Bangka Barat, Babel (ANTARA) - Pemerintah Kabupaten Bangka Barat, Provinsi Kepulauan Bangka Belitung bersama Kejaksaan Negeri setempat memperkuat sinergi dan koordinasi dalam upaya penegakan hukum dan penerapan KUHP dan KUHAP.
Bupati Bangka Barat Markus di Mentok, Selasa, mengatakan telah melakukan rapat koordinasi dengan Kejaksaan Negeri Bangka Barat bersama seluruh unsur Forum Koordinasi Pimpinan Daerah di Kabupaten setempat untuk membahas upaya penegakan hukum.
Rapat koordinasi yang dipimpin Kepala Kejari Bangka Barat dan dihadiri Sekretaris DPRD, Kapolres, Ketua Pengadilan Negeri, seluruh Kapolsek di Bangka Barat bersama perwakilan instansi terkait ini dilaksanakan sebagai forum koordinasi dan sinergi antaraparat penegak hukum.
"Kita ingin menyamakan persepsi dan mempersiapkan penerapan KUHP dan KUHAP agar berjalan optimal, efektif, dan berkeadilan di wilayah Kabupaten Bangka Barat," kata Markus.
Melalui forum ini, diharapkan seluruh pihak memiliki pemahaman yang sama dalam menghadapi perubahan dan penyesuaian regulasi hukum pidana nasional.

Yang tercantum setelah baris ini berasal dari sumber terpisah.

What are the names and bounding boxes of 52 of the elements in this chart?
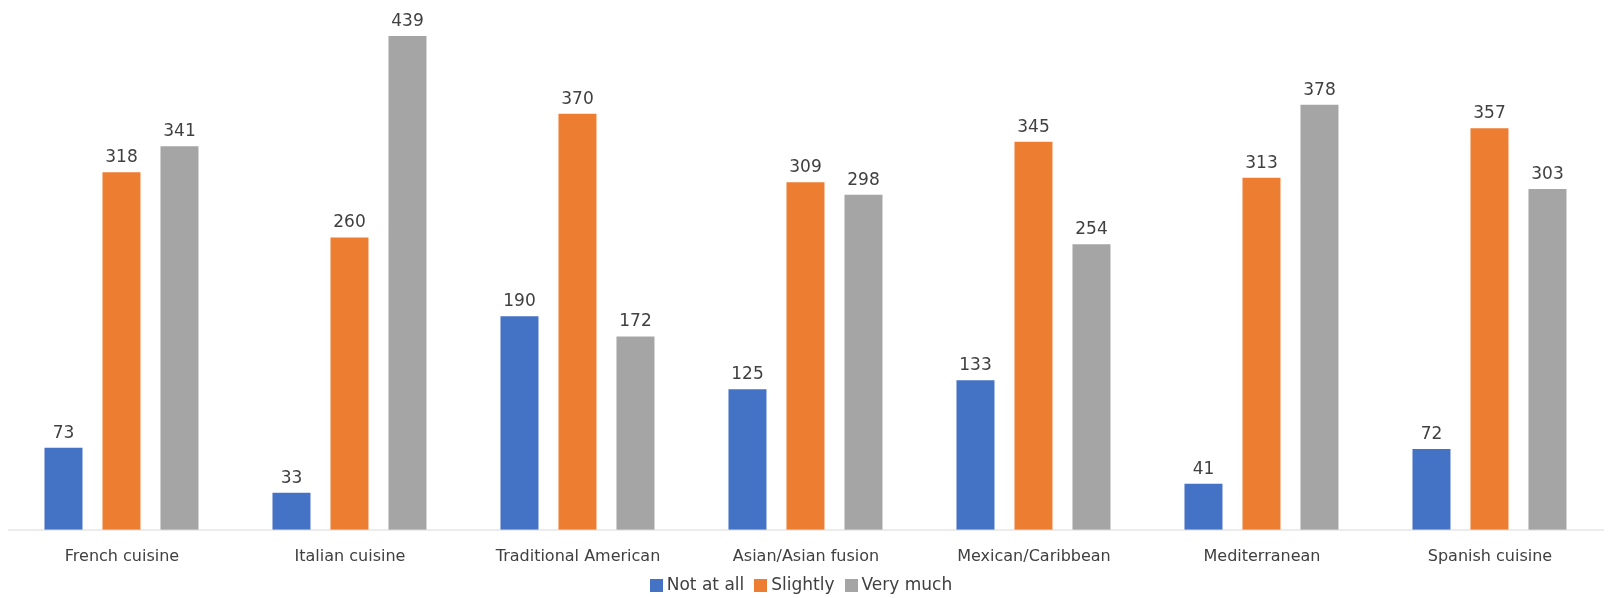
- x-tick-label: Italian cuisine: [294, 546, 406, 566]
- data-label: 72: [1420, 422, 1443, 443]
- bar: [1412, 448, 1451, 530]
- x-tick-label: Mediterranean: [1203, 546, 1321, 566]
- data-label: 313: [1245, 151, 1278, 172]
- data-label: 378: [1303, 78, 1336, 99]
- data-label: 370: [561, 87, 594, 108]
- bar: [616, 336, 655, 530]
- data-label: 125: [731, 363, 764, 384]
- x-tick-label: French cuisine: [64, 546, 180, 566]
- data-label: 33: [280, 466, 303, 487]
- x-tick-label: Asian/Asian fusion: [732, 546, 880, 566]
- bar: [44, 447, 83, 530]
- bar: [500, 316, 539, 530]
- bar: [1470, 128, 1509, 530]
- bar: [272, 492, 311, 530]
- data-label: 190: [503, 290, 536, 311]
- bar: [844, 194, 883, 530]
- data-label: 357: [1473, 102, 1506, 123]
- bar: [160, 146, 199, 530]
- data-label: 260: [333, 211, 366, 232]
- data-label: 73: [52, 421, 75, 442]
- bar: [102, 172, 141, 530]
- data-label: 298: [847, 168, 880, 189]
- bar: [1242, 177, 1281, 530]
- data-label: 345: [1017, 115, 1050, 136]
- data-label: 41: [1192, 457, 1215, 478]
- data-label: 309: [789, 156, 822, 177]
- data-label: 303: [1531, 163, 1564, 184]
- bar: [1300, 104, 1339, 530]
- data-label: 172: [619, 310, 652, 331]
- bar: [728, 389, 767, 530]
- bar: [1014, 141, 1053, 530]
- legend-label: Very much: [861, 574, 953, 594]
- x-tick-label: Mexican/Caribbean: [957, 546, 1111, 566]
- bar: [330, 237, 369, 530]
- bar: [1528, 189, 1567, 530]
- bar: [956, 380, 995, 530]
- x-tick-label: Traditional American: [494, 546, 661, 566]
- bar: [388, 36, 427, 530]
- data-label: 341: [163, 120, 196, 141]
- data-label: 133: [959, 354, 992, 375]
- bar: [558, 113, 597, 530]
- data-label: 439: [391, 10, 424, 30]
- legend-label: Not at all: [666, 574, 745, 594]
- legend-label: Slightly: [771, 574, 835, 594]
- bar: [1072, 244, 1111, 530]
- data-label: 254: [1075, 218, 1108, 239]
- x-tick-label: Spanish cuisine: [1427, 546, 1553, 566]
- bar: [1184, 483, 1223, 530]
- bar: [786, 182, 825, 530]
- data-label: 318: [105, 146, 138, 167]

"Kita menyambut baik pelaksanaan sosialisasi dan rapat pola koordinasi penerapan Undang-Undang KUHP dan KUHAP sebagai langkah strategis dalam membangun pemahaman bersama antar pemangku kepentingan," katanya.
Menurut dia, salah satu hal penting yang perlu dipahami bersama adalah penyesuaian sanksi pidana dalam peraturan daerah Kabupaten Bangka Barat agar selaras dengan ketentuan KUHP baru, khususnya terkait jenis dan batasan sanksi pidana.
"Dengan adanya penyesuaian tersebut, kita ingin memberikan jaminan kepastian hukum, proporsionalitas sanksi, serta perlindungan hak-hak masyarakat," katanya.